Pfizer has started clinical studies for a new vaccine adapted to omicron.

But, if we have learned something in the pandemic, it is that no matter how fast we are in creating and distributing a vaccine against covid-: there may be a new faster variant that catches us off guard and limits the effects of the injections.

Also, SARS-CoV-2 is the most famous but not the only coronavirus. In the past decades, other dangerous variants have caused significant outbreaks, such as those causing SARS and MERS.

This could end with a definitive formula that attacks all variants: the one known as the pan-coronavirus vaccine.

“We are not going to pursue the next variant”. The chief medical adviser to the White House, Anthony Fauci, took this position on 12 of January in favor of a future vaccine that allows us to prevent and combat not only the covid virus-19 but also other similar ones that may arise in the coming years.

Vacuna
White House Chief Medical Adviser Anthony Fauci bets on creating pan-coronavirus vaccines

“The importance of developing a pan-coronavirus vaccine, that is, one that is effective against all variants of SARS-CoV-2 and ultimately instance against all coronaviruses, it has become even more apparent,” Fauci told a US Senate committee.

Manufacture these vaccines, explains Dr. Pérez-Riverol, is very complex, and one of the most two that are investigated consists of adhering the S proteins of the virus to nanoparticles.

The S proteins are key for the virus to bind to the human cell, so part of the current vaccines consist of deploy harmless modifications of these on the surface of cells to induce the immune response.

“If you use a nanoparticle and combine it with S proteins from different variants of SARS-Cov-2 with wide antigenic diversity , those who receive it will be immunized against a wide variety of variants of the coronavirus. Therefore, the immune system will be more prepared to respond to those that can be generated and have been generated”, he explains.

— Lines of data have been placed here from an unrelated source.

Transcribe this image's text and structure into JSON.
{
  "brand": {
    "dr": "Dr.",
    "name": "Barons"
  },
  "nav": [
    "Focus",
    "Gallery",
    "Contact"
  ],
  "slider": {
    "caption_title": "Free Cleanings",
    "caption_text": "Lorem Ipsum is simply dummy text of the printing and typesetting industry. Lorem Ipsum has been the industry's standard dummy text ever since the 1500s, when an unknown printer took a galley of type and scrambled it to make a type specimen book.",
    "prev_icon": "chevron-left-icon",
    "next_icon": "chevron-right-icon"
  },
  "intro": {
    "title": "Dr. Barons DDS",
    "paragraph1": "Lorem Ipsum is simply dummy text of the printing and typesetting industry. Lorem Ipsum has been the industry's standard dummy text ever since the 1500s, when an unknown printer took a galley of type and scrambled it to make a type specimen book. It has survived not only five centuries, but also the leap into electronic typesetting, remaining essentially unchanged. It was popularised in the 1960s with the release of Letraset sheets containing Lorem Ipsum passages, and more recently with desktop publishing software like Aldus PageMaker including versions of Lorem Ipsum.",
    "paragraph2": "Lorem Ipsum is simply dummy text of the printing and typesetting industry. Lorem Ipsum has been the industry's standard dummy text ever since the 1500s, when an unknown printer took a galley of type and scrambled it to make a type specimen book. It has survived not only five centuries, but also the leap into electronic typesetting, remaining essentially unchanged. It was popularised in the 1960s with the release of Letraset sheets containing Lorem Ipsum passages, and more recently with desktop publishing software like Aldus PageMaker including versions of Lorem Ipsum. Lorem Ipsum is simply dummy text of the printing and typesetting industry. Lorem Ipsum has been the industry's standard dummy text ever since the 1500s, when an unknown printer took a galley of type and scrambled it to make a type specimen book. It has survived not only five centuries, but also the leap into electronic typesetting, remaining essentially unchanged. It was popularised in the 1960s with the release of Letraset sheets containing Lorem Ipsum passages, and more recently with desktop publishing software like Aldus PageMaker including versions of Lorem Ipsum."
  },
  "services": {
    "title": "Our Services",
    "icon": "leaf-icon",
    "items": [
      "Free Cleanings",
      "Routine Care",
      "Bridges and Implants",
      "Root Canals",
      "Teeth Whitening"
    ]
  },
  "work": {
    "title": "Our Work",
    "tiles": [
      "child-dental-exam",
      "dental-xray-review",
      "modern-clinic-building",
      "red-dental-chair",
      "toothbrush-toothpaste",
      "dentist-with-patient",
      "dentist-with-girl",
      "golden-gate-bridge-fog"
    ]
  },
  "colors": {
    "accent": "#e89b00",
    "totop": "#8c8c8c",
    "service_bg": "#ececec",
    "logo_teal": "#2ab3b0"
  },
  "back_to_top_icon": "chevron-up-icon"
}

In this area, the project of the Walter Reed Army Research Institute (WRAIR) in the USA stands out, which is working on a vaccine candidate called SpFN based on ferritin nanoparticles, a protein that stores and transports iron and that, attached to to human cells, it can prevent virus replication

This compound passed phase 1 human trials in December 2021 with positive results against various variants, including omicron, and in the coming months its efficacy and safety will be tested in phases 2 and 3, announced Dr. Kayvon Modjarrad, director of infectious diseases at WRAIR.

SpFN uses a soccer ball-shaped protein of 19 faces, which allows to the scientists join the spikes of various strains of coronavirus on different faces of the protein, Modjarrad said in an interview with the US specialized portal Defense One.

The Pan-Corona initiative also stands out in this line, the result of a collaboration between China and Cuba.

Based on the city ​​of Yongzhou (in the central Chinese province of Hunan) and led by Cuban scientists, the project seeks to create a vaccine that induces the antibody response in the human body from the combination of already known virus fragments.

Una científica trabaja en un experimento en el laboratorio

The scientists working on these projects have not dared to announce estimated dates either, so it is unknown when they could be available the first “super vaccines” that protect us against current and future variants.

The WHO, in any case, He hopes that the two advances mentioned will be followed by new and important advances in the field of new vaccines against covid.

“The fact that there are more vaccines on the market does not mean that we should stop making progress in research and development. We have to keep looking for better options,” WHO chief scientist Soumya Swaminathan said in a recent interview with Reuters.